Durante le sedute di questo “corso di informatica personalizzato”  FaceMOUSE Machine, grazie al suo stativo regolabile, è stato messo nella posizione migliore per Luca, quella cioè che, in base alla sua peculiare posizione, gli permetteva di vedere bene lo schermo anche muovendo il capo per manovrare FaceMOUSE.

Il software è poi stato modificato per corrispondere ai movimenti particolari che Luca è in grado di fare col capo, condizionati dalla paralisi cerebrale infantile, e periodicamente revisionato durante gli incontri per raggiungere la configurazione ottimale.

Con grande determinazione, Luca ha imparato molto in fretta a scrivere da solo usando la speciale tastiera virtuale di FaceMOUSE ed è ora in grado di prendere appunti e conversare brevemente, grazie al sistema di predizione integrato nell’ausilio: questo gli permetterà di studiare secondo i suoi ritmi e anche, quando sarà necessario, di comunicare senza aver bisogno di un assistente che gli regga la tabella alfabetica che al momento usa (chiamata ETRAN).

Luca sta anche imparando a usare FaceMOUSE per muovere il cursore del mouse e gestire il computer, in particolar modo per navigare su internet: è stata una grande soddisfazione per lui riuscire, completamente da solo, a visitare la home page del sito di alcune scuole di Modena, alla ricerca di informazioni sul corso che gli interessa frequentare; è quasi saltato giù dalla sedia per la gioia!

La motivazione di Luca nell’imparare ad utilizzare FaceMOUSE è stata incrollabile: ha sempre dato il massimo, al punto che abbiamo dovuto costringerlo noi a fare delle pause per riposarsi, dal momento che non lo chiedeva mai, né lo abbiamo mai sentito ammettere di essere stanco…o quasi!
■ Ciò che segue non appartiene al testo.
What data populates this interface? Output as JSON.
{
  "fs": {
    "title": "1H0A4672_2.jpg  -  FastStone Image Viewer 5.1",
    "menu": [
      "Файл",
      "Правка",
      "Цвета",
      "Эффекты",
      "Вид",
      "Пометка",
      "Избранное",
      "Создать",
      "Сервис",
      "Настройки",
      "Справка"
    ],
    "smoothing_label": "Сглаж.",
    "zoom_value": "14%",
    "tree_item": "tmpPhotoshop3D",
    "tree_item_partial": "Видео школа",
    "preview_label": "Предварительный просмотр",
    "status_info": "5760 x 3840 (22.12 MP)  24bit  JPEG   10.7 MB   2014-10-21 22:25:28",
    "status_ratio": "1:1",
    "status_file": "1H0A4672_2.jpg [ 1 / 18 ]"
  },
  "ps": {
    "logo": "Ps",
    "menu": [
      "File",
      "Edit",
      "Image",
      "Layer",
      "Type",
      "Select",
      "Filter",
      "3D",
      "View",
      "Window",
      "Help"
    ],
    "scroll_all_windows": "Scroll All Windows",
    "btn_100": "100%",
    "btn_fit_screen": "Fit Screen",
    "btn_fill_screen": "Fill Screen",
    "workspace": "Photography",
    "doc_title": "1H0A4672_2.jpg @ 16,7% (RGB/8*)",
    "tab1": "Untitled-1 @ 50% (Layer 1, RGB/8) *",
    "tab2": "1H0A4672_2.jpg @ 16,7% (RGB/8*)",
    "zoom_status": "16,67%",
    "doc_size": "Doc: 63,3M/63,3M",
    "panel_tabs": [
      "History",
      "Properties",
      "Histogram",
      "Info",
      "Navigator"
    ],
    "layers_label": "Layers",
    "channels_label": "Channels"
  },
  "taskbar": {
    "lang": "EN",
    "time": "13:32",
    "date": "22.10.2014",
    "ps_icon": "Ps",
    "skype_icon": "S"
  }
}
Insomma, “la vecchia carcassa” rende bene, nonostante la sua paralisi cerebrale infantile particolarmente invalidante.

Per tutti noi della cooperativa AIDA è stata davvero una grandissima soddisfazione lavorare insieme a Luca per rendere possibile il suo progetto di vita il quale, ci ha confessato, va ben oltre l’intenzione di prendere il Diploma: Luca ha infatti intenzione, nientemeno, di iscriversi all’università!

Che sia stato l’esempio dell’Ing. Soria a ispirarlo? Quel che è certo, è che con un atteggiamento così deciso e positivo, neanche la paralisi cerebrale infantile potrà tenere Luca lontano dal suo obiettivo!